Generated by Claude Code

claude added 2 commits May 28, 2026 07:51
## Symptom

Saving a network in MyOwnLLM (Settings → Networks → Status →
"+ Add network" → Save & activate) "worked" within a session
but every LLM setting was reset to defaults on the next launch —
providers, active family, all saved networks, accepting policy,
agent permissions, prompts, auto-gossip toggles, everything.
The network the user just saved was also gone from the LLM's UI.

## Root cause

The bundled `myownmesh serve` daemon and the LLM both wrote to
`~/.myownllm/config.json` with different schemas:

- LLM Config: `{providers, active_family, cloud_mesh.networks, ...}`
- daemon's `myownmesh_core::MeshConfig`: `{version, identity_path,
  auto_update, auto_cleanup, daemon, networks}` (note: top-level
  `networks`, no `cloud_mesh` wrapper)

PR #203's `daemon.rs` set `MYOWNMESH_HOME=~/.myownllm` so the
daemon shared the LLM's directory for identity + rosters.

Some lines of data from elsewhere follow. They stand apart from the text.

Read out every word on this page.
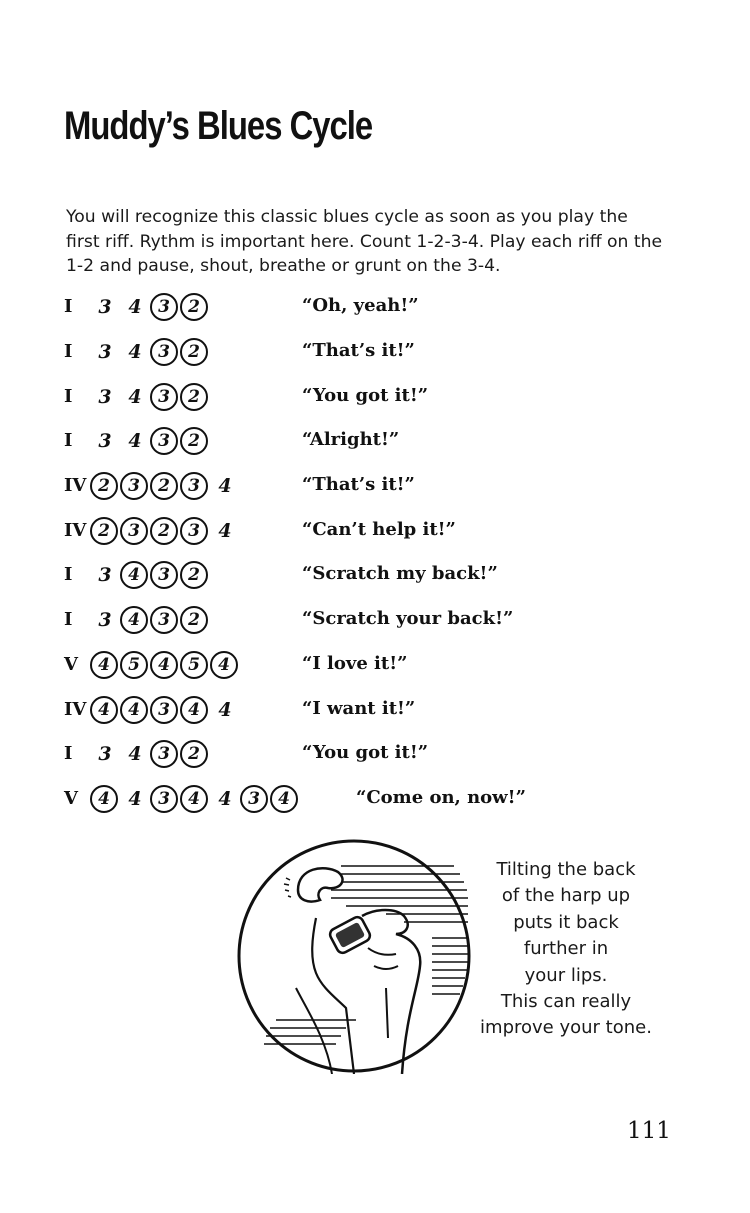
Muddy’s Blues Cycle

You will recognize this classic blues cycle as soon as you play the first riff. Rythm is important here. Count 1-2-3-4. Play each riff on the 1-2 and pause, shout, breathe or grunt on the 3-4.

I	3 4 3	2	“Oh, yeah!”
I	3 4 3	2	“That’s it!”
I	3 4 3	2	“You got it!”
I	3 4 3	2	“Alright!”
IV 2	3	2	3 4	“That’s it!”
IV 2	3	2	3 4	“Can’t help it!”
I	3 4	3	2	“Scratch my back!”
I	3 4	3	2	“Scratch your back!”
V	4	5	4	5	4	“I love it!”
IV 4	4	3	4 4	“I want it!”
I	3 4 3	2	“You got it!”
V	4 4 3	4 4 3	4	“Come on, now!”
Tilting the back
of the harp up
puts it back
further in
your lips.
This can really
improve your tone.
111
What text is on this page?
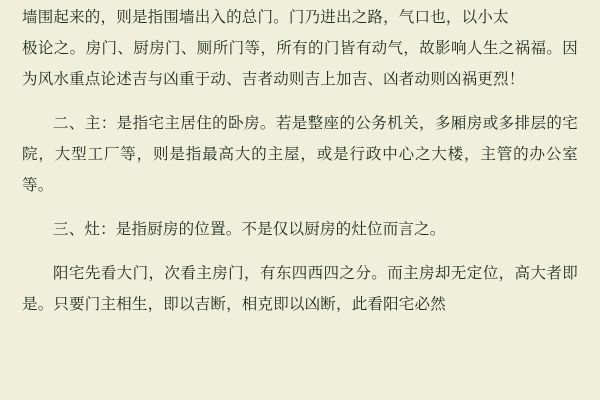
墙围起来的，则是指围墙出入的总门。门乃进出之路，气口也，以小太

极论之。房门、厨房门、厕所门等，所有的门皆有动气，故影响人生之祸福。因为风水重点论述吉与凶重于动、吉者动则吉上加吉、凶者动则凶祸更烈！

二、主：是指宅主居住的卧房。若是整座的公务机关，多厢房或多排层的宅院，大型工厂等，则是指最高大的主屋，或是行政中心之大楼，主管的办公室等。

三、灶：是指厨房的位置。不是仅以厨房的灶位而言之。

阳宅先看大门，次看主房门，有东四西四之分。而主房却无定位，高大者即是。只要门主相生，即以吉断，相克即以凶断，此看阳宅必然
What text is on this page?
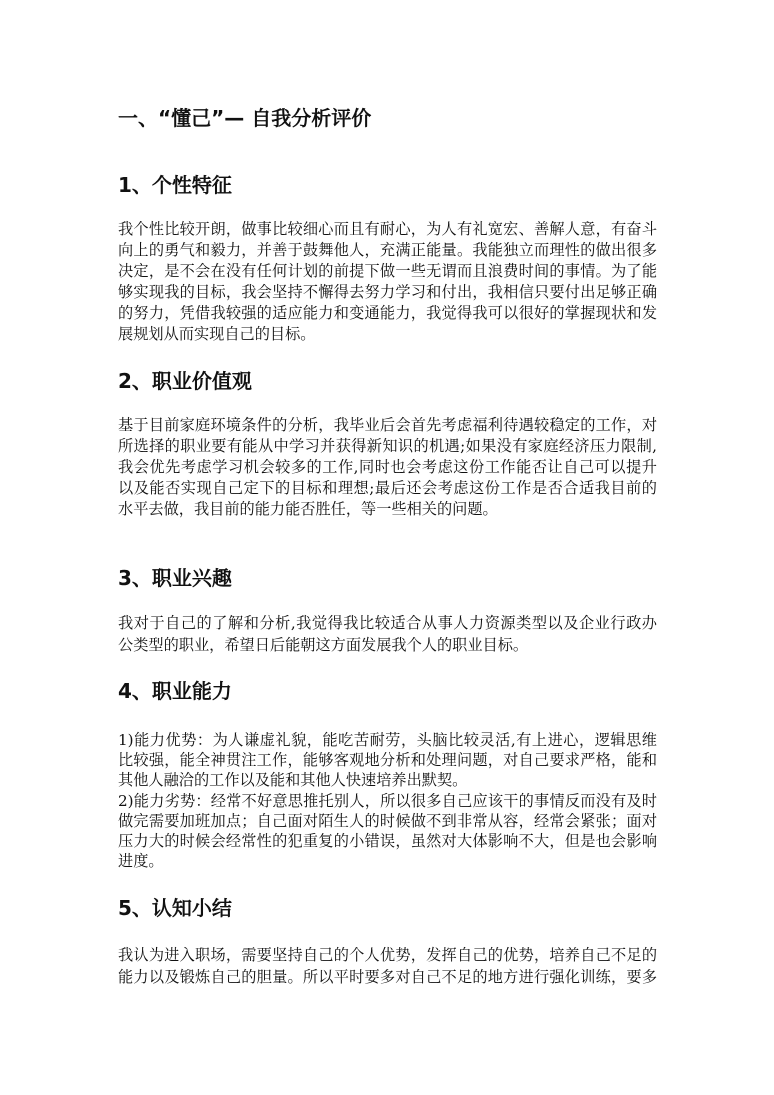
一、“懂己”— 自我分析评价
1、个性特征
我个性比较开朗，做事比较细心而且有耐心，为人有礼宽宏、善解人意，有奋斗
向上的勇气和毅力，并善于鼓舞他人，充满正能量。我能独立而理性的做出很多
决定，是不会在没有任何计划的前提下做一些无谓而且浪费时间的事情。为了能
够实现我的目标，我会坚持不懈得去努力学习和付出，我相信只要付出足够正确
的努力，凭借我较强的适应能力和变通能力，我觉得我可以很好的掌握现状和发
展规划从而实现自己的目标。
2、职业价值观
基于目前家庭环境条件的分析，我毕业后会首先考虑福利待遇较稳定的工作，对
所选择的职业要有能从中学习并获得新知识的机遇;如果没有家庭经济压力限制,
我会优先考虑学习机会较多的工作,同时也会考虑这份工作能否让自己可以提升
以及能否实现自己定下的目标和理想;最后还会考虑这份工作是否合适我目前的
水平去做，我目前的能力能否胜任，等一些相关的问题。
3、职业兴趣
我对于自己的了解和分析,我觉得我比较适合从事人力资源类型以及企业行政办
公类型的职业，希望日后能朝这方面发展我个人的职业目标。
4、职业能力
1)能力优势：为人谦虚礼貌，能吃苦耐劳，头脑比较灵活,有上进心，逻辑思维
比较强，能全神贯注工作，能够客观地分析和处理问题，对自己要求严格，能和
其他人融洽的工作以及能和其他人快速培养出默契。
2)能力劣势：经常不好意思推托别人，所以很多自己应该干的事情反而没有及时
做完需要加班加点；自己面对陌生人的时候做不到非常从容，经常会紧张；面对
压力大的时候会经常性的犯重复的小错误，虽然对大体影响不大，但是也会影响
进度。
5、认知小结
我认为进入职场，需要坚持自己的个人优势，发挥自己的优势，培养自己不足的
能力以及锻炼自己的胆量。所以平时要多对自己不足的地方进行强化训练，要多
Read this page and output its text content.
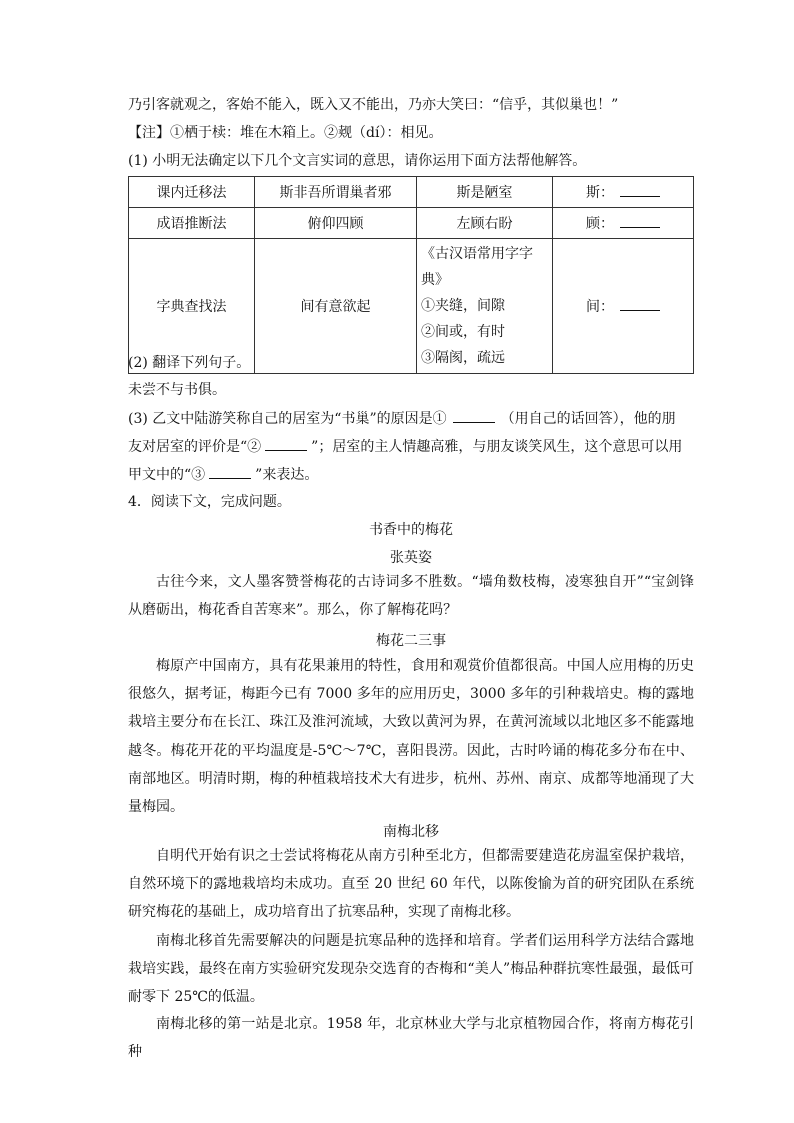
乃引客就观之，客始不能入，既入又不能出，乃亦大笑曰：“信乎，其似巢也！”
【注】①栖于椟：堆在木箱上。②觌（dí）：相见。
(1) 小明无法确定以下几个文言实词的意思，请你运用下面方法帮他解答。
课内迁移法	斯非吾所谓巢者邪	斯是陋室	斯：
成语推断法	俯仰四顾	左顾右盼	顾：
字典查找法	间有意欲起	《古汉语常用字字典》
①夹缝，间隙
②间或，有时
③隔阂，疏远	间：
(2) 翻译下列句子。
未尝不与书俱。
(3) 乙文中陆游笑称自己的居室为“书巢”的原因是①	（用自己的话回答），他的朋
友对居室的评价是“②	”；居室的主人情趣高雅，与朋友谈笑风生，这个意思可以用
甲文中的“③	”来表达。
4．阅读下文，完成问题。
书香中的梅花
张英姿
古往今来，文人墨客赞誉梅花的古诗词多不胜数。“墙角数枝梅，凌寒独自开”“宝剑锋从磨砺出，梅花香自苦寒来”。那么，你了解梅花吗？
梅花二三事
梅原产中国南方，具有花果兼用的特性，食用和观赏价值都很高。中国人应用梅的历史很悠久，据考证，梅距今已有 7000 多年的应用历史，3000 多年的引种栽培史。梅的露地栽培主要分布在长江、珠江及淮河流域，大致以黄河为界，在黄河流域以北地区多不能露地越冬。梅花开花的平均温度是-5℃～7℃，喜阳畏涝。因此，古时吟诵的梅花多分布在中、南部地区。明清时期，梅的种植栽培技术大有进步，杭州、苏州、南京、成都等地涌现了大量梅园。
南梅北移
自明代开始有识之士尝试将梅花从南方引种至北方，但都需要建造花房温室保护栽培，自然环境下的露地栽培均未成功。直至 20 世纪 60 年代，以陈俊愉为首的研究团队在系统研究梅花的基础上，成功培育出了抗寒品种，实现了南梅北移。
南梅北移首先需要解决的问题是抗寒品种的选择和培育。学者们运用科学方法结合露地栽培实践，最终在南方实验研究发现杂交选育的杏梅和“美人”梅品种群抗寒性最强，最低可耐零下 25℃的低温。
南梅北移的第一站是北京。1958 年，北京林业大学与北京植物园合作，将南方梅花引种
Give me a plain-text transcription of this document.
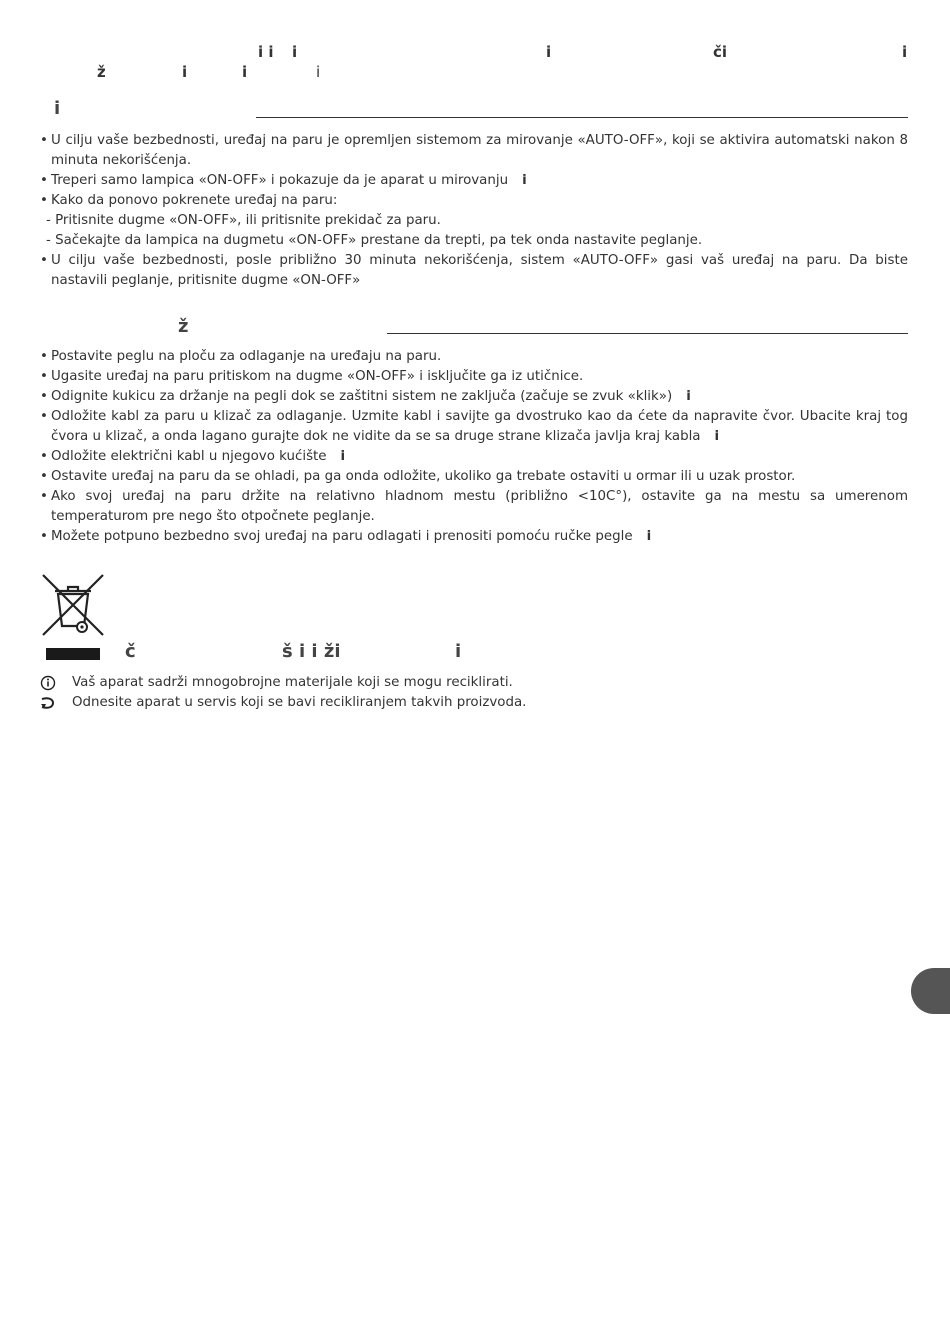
i i i	i	či	i
ž	i	i	i
i
• U cilju vaše bezbednosti, uređaj na paru je opremljen sistemom za mirovanje «AUTO-OFF», koji se aktivira automatski nakon 8 minuta nekorišćenja.
• Treperi samo lampica «ON-OFF» i pokazuje da je aparat u mirovanju i
• Kako da ponovo pokrenete uređaj na paru:
- Pritisnite dugme «ON-OFF», ili pritisnite prekidač za paru.
- Sačekajte da lampica na dugmetu «ON-OFF» prestane da trepti, pa tek onda nastavite peglanje.
• U cilju vaše bezbednosti, posle približno 30 minuta nekorišćenja, sistem «AUTO-OFF» gasi vaš uređaj na paru. Da biste nastavili peglanje, pritisnite dugme «ON-OFF»
ž
• Postavite peglu na ploču za odlaganje na uređaju na paru.
• Ugasite uređaj na paru pritiskom na dugme «ON-OFF» i isključite ga iz utičnice.
• Odignite kukicu za držanje na pegli dok se zaštitni sistem ne zaključa (začuje se zvuk «klik») i
• Odložite kabl za paru u klizač za odlaganje. Uzmite kabl i savijte ga dvostruko kao da ćete da napravite čvor. Ubacite kraj tog čvora u klizač, a onda lagano gurajte dok ne vidite da se sa druge strane klizača javlja kraj kabla i
• Odložite električni kabl u njegovo kućište i
• Ostavite uređaj na paru da se ohladi, pa ga onda odložite, ukoliko ga trebate ostaviti u ormar ili u uzak prostor.
• Ako svoj uređaj na paru držite na relativno hladnom mestu (približno <10C°), ostavite ga na mestu sa umerenom temperaturom pre nego što otpočnete peglanje.
• Možete potpuno bezbedno svoj uređaj na paru odlagati i prenositi pomoću ručke pegle i
č	š i i ži	i
Vaš aparat sadrži mnogobrojne materijale koji se mogu reciklirati.
Odnesite aparat u servis koji se bavi recikliranjem takvih proizvoda.
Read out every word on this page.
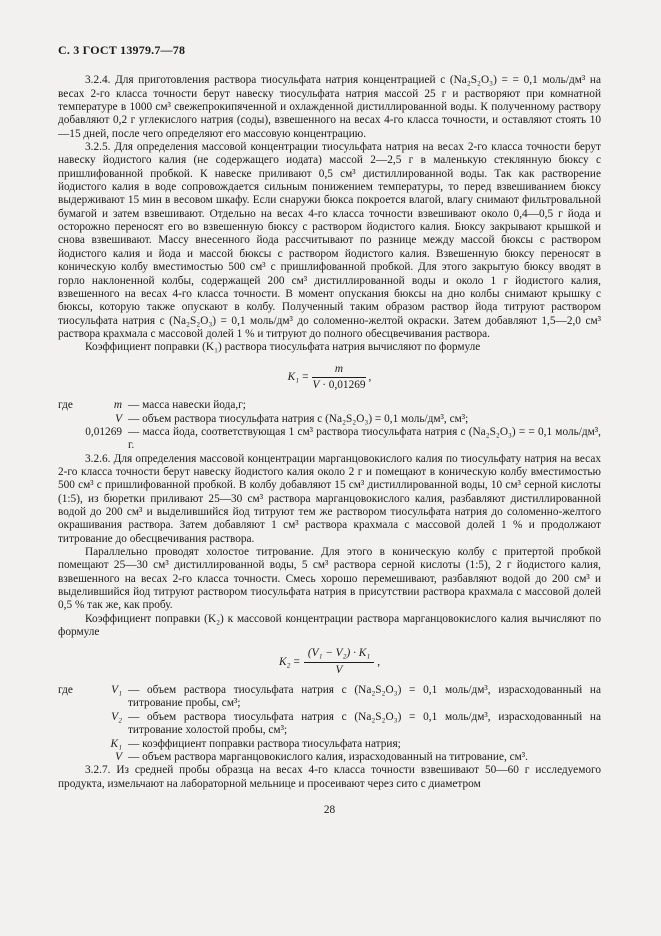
С. 3 ГОСТ 13979.7—78

3.2.4. Для приготовления раствора тиосульфата натрия концентрацией c (Na₂S₂O₃) = = 0,1 моль/дм³ на весах 2-го класса точности берут навеску тиосульфата натрия массой 25 г и растворяют при комнатной температуре в 1000 см³ свежепрокипяченной и охлажденной дистиллированной воды. К полученному раствору добавляют 0,2 г углекислого натрия (соды), взвешенного на весах 4-го класса точности, и оставляют стоять 10—15 дней, после чего определяют его массовую концентрацию.

3.2.5. Для определения массовой концентрации тиосульфата натрия на весах 2-го класса точности берут навеску йодистого калия (не содержащего иодата) массой 2—2,5 г в маленькую стеклянную бюксу с пришлифованной пробкой. К навеске приливают 0,5 см³ дистиллированной воды. Так как растворение йодистого калия в воде сопровождается сильным понижением температуры, то перед взвешиванием бюксу выдерживают 15 мин в весовом шкафу. Если снаружи бюкса покроется влагой, влагу снимают фильтровальной бумагой и затем взвешивают. Отдельно на весах 4-го класса точности взвешивают около 0,4—0,5 г йода и осторожно переносят его во взвешенную бюксу с раствором йодистого калия. Бюксу закрывают крышкой и снова взвешивают. Массу внесенного йода рассчитывают по разнице между массой бюксы с раствором йодистого калия и йода и массой бюксы с раствором йодистого калия. Взвешенную бюксу переносят в коническую колбу вместимостью 500 см³ с пришлифованной пробкой. Для этого закрытую бюксу вводят в горло наклоненной колбы, содержащей 200 см³ дистиллированной воды и около 1 г йодистого калия, взвешенного на весах 4-го класса точности. В момент опускания бюксы на дно колбы снимают крышку с бюксы, которую также опускают в колбу. Полученный таким образом раствор йода титруют раствором тиосульфата натрия c (Na₂S₂O₃) = 0,1 моль/дм³ до соломенно-желтой окраски. Затем добавляют 1,5—2,0 см³ раствора крахмала с массовой долей 1 % и титруют до полного обесцвечивания раствора.

Коэффициент поправки (K₁) раствора тиосульфата натрия вычисляют по формуле

$K_1 = \frac{m}{V \cdot 0,01269}$ ,
где	m — масса навески йода,г;
V — объем раствора тиосульфата натрия c (Na₂S₂O₃) = 0,1 моль/дм³, см³;
0,01269 — масса йода, соответствующая 1 см³ раствора тиосульфата натрия c (Na₂S₂O₃) = = 0,1 моль/дм³, г.

3.2.6. Для определения массовой концентрации марганцовокислого калия по тиосульфату натрия на весах 2-го класса точности берут навеску йодистого калия около 2 г и помещают в коническую колбу вместимостью 500 см³ с пришлифованной пробкой. В колбу добавляют 15 см³ дистиллированной воды, 10 см³ серной кислоты (1:5), из бюретки приливают 25—30 см³ раствора марганцовокислого калия, разбавляют дистиллированной водой до 200 см³ и выделившийся йод титруют тем же раствором тиосульфата натрия до соломенно-желтого окрашивания раствора. Затем добавляют 1 см³ раствора крахмала с массовой долей 1 % и продолжают титрование до обесцвечивания раствора.

Параллельно проводят холостое титрование. Для этого в коническую колбу с притертой пробкой помещают 25—30 см³ дистиллированной воды, 5 см³ раствора серной кислоты (1:5), 2 г йодистого калия, взвешенного на весах 2-го класса точности. Смесь хорошо перемешивают, разбавляют водой до 200 см³ и выделившийся йод титруют раствором тиосульфата натрия в присутствии раствора крахмала с массовой долей 0,5 % так же, как пробу.

Коэффициент поправки (K₂) к массовой концентрации раствора марганцовокислого калия вычисляют по формуле

$K_2 = \frac{\text{(V₁ − V₂) · K₁}}{V}$ ,
где	V₁ — объем раствора тиосульфата натрия c (Na₂S₂O₃) = 0,1 моль/дм³, израсходованный на титрование пробы, см³;
V₂ — объем раствора тиосульфата натрия c (Na₂S₂O₃) = 0,1 моль/дм³, израсходованный на титрование холостой пробы, см³;
K₁ — коэффициент поправки раствора тиосульфата натрия;
V — объем раствора марганцовокислого калия, израсходованный на титрование, см³.

3.2.7. Из средней пробы образца на весах 4-го класса точности взвешивают 50—60 г исследуемого продукта, измельчают на лабораторной мельнице и просеивают через сито с диаметром

28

That
sharing worked for those files but pointed the daemon's
`config.json` at the same path as the LLM's, where they have
incompatible schemas.

`MeshConfig::load()` doesn't use `#[serde(deny_unknown_fields)]`,
so the LLM's keys deserialized silently as unknown-and-ignored.
Then any `NetworkAdd` IPC call triggered:

```
MeshConfig::load()  // strips every LLM-only key on parse
  .networks.push(new)
  .save()  // writes only MeshConfig's fields back
```

Result: `~/.myownllm/config.json` flips from LLM shape to daemon
shape mid-session, wiping providers / active_family / cloud_mesh /
prompts / permissions / auto_gossip / accepting / etc. The
in-memory `_cached` config keeps the LLM shape so the user sees
no damage until restart; on next load, `loadConfig` reads the
daemon shape, `mergeDefaults` fills in LLM defaults from
`DEFAULT_CONFIG`, and the user's settings appear as factory
defaults.

`cloud_mesh.networks` ends up empty (the daemon's top-level
`networks` field isn't where the LLM looks), so the network the
user just saved disappears from the saved-networks list.

## Fix

Isolate the daemon's config + updates under a dedicated
subdirectory: `~/.myownllm/.myownmesh/`. The LLM's
`~/.myownllm/config.json` is no longer in the daemon's
`MYOWNMESH_HOME` tree, so the daemon's persist path can't reach
it. Identity, rosters, and signed governance states get moved
into the subdir on first launch — losing identity continuity
would orphan every user's Device ID and force every paired peer
through a fresh approval round, which would be worse than the
bug.

### New file: `src-tauri/src/mesh/migration.rs`

`migrate_daemon_state_into_subdir(llm_dir, daemon_home)`:

- Moves `.secrets/identity.json` — the ed25519 keypair. This
  is the critical one; everything else is recoverable but a new
  pubkey would split the user's mesh across every peer.
- Moves `mesh/rosters/*.json` — per-network approved peers.
  Without these, every paired peer would re-prompt for approval
  on next handshake.
- Moves `mesh/states/*.json` — signed governance-state files
  for closed networks. Required for closed-network identity
  continuity (the founder's signed log can't be regenerated).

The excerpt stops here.